Ten years ago today, Charli XCX hit the gas on a four-track project that would quietly, then loudly, change everything. Vroom Vroom, her 2016 EP made front-to-back with the late, visionary producer SOPHIE, turns 10 today, and its impact on pop, club music, and what we now call hyperpop is still rippling through everything.
The EP marked the first full collaborative project between Charli and SOPHIE, fusing Charli’s instinct for hooks with SOPHIE’s rubbery, metallic, cartoon-brutal production. Across just 12 minutes, they sketched out a future where pop could be industrial, abrasive, silly, and euphoric all at once: a blueprint that would help usher in the hyperpop explosion of the 2020s.
“Let’s ride,” Charli purrs at the start of the title track, and from there the EP doesn’t let up. A gleefully unhinged joyride built on revving synths, hydraulic bass, and lyrics about girls, cars, and winning that feel half-brat, half-manifestation. Vroom Vroom is a love letter to the club and to collaboration: a sudden supernova that expanded on the squelching, industrial textures Charli and SOPHIE had been experimenting with and pushed those sounds closer to the mainstream.

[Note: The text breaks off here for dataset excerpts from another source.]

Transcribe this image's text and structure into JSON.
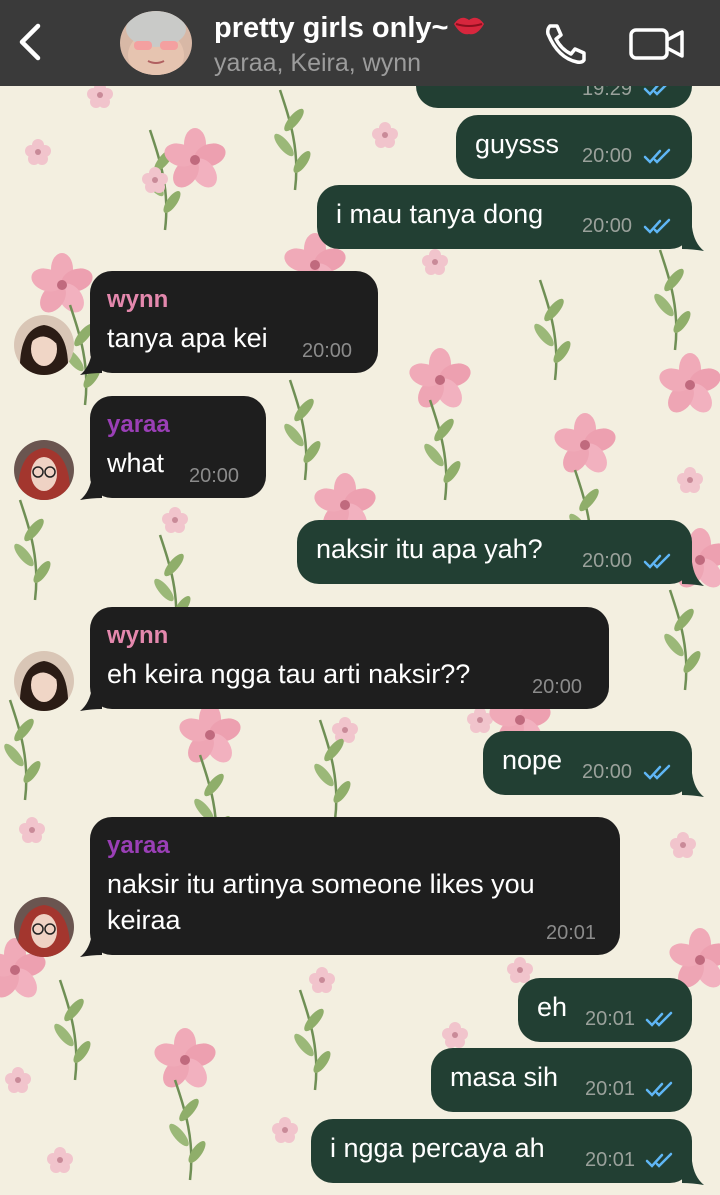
{
  "header": {
    "back_icon": "chevron-left-icon",
    "group_title": "pretty girls only~",
    "title_emoji": "lips-icon",
    "members": "yaraa, Keira, wynn",
    "call_icon": "phone-icon",
    "video_icon": "video-camera-icon"
  },
  "colors": {
    "header_bg": "#3a3a3a",
    "outgoing_bubble": "#223f33",
    "incoming_bubble": "#1e1e1e",
    "wynn_name": "#e488ad",
    "yaraa_name": "#9a3fb6",
    "read_ticks": "#5fb6f5",
    "wallpaper": "#f3efe0"
  },
  "messages": [
    {
      "dir": "out",
      "text": "guysss",
      "time": "20:00",
      "read": true
    },
    {
      "dir": "out",
      "text": "i mau tanya dong",
      "time": "20:00",
      "read": true
    },
    {
      "dir": "in",
      "sender": "wynn",
      "text": "tanya apa kei",
      "time": "20:00"
    },
    {
      "dir": "in",
      "sender": "yaraa",
      "text": "what",
      "time": "20:00"
    },
    {
      "dir": "out",
      "text": "naksir itu apa yah?",
      "time": "20:00",
      "read": true
    },
    {
      "dir": "in",
      "sender": "wynn",
      "text": "eh keira ngga tau arti naksir??",
      "time": "20:00"
    },
    {
      "dir": "out",
      "text": "nope",
      "time": "20:00",
      "read": true
    },
    {
      "dir": "in",
      "sender": "yaraa",
      "text_line1": "naksir itu artinya someone likes you",
      "text_line2": "keiraa",
      "time": "20:01"
    },
    {
      "dir": "out",
      "text": "eh",
      "time": "20:01",
      "read": true
    },
    {
      "dir": "out",
      "text": "masa sih",
      "time": "20:01",
      "read": true
    },
    {
      "dir": "out",
      "text": "i ngga percaya ah",
      "time": "20:01",
      "read": true
    }
  ],
  "partial_top_time": "19:29"
}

At the time, the EP was polarizing; too weird for some pop fans, too pop for some experimental heads, but in hindsight it’s been widely recognized as genre-defining, credited with helping to crack open space for the hyperpop scene that would flourish a few years later. SOPHIE’s fingerprints are everywhere: helium vocals, rubberized synths, and beats that feel like a rave inside a pinball machine, all wrapped around Charli’s increasingly fearless writing.

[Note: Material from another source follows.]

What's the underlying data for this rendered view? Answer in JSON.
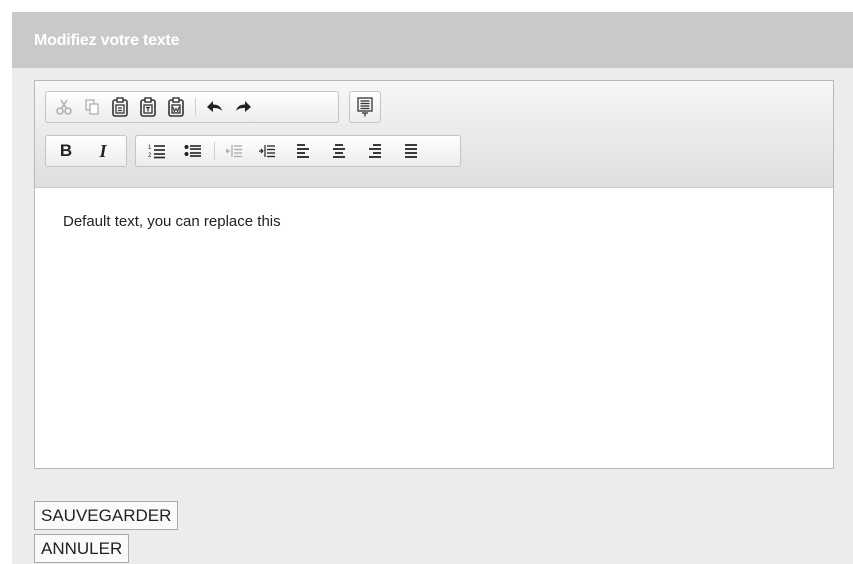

Live, “Vroom Vroom” has become a rite of passage. When Charli drops it in a set, the entire crowd snaps into formation, screaming every word and bracing for three minutes of chest-rattling chaos. It’s gone from cult favorite to canon… a track that separates casual listeners from Angels who’ve been here since the neon underground days.
A decade later, you can draw a straight line from Vroom Vroom to brat: the willingness to be loud, polarizing, and deeply online; the marriage of club aesthetics with razor-sharp pop instincts; the sense that pop doesn’t have to follow any rules except the artist’s own.
Today, celebrating Vroom Vroom turning 10 is really about honoring a moment where Charli XCX and SOPHIE looked at what pop was, and then floored it into what it could be.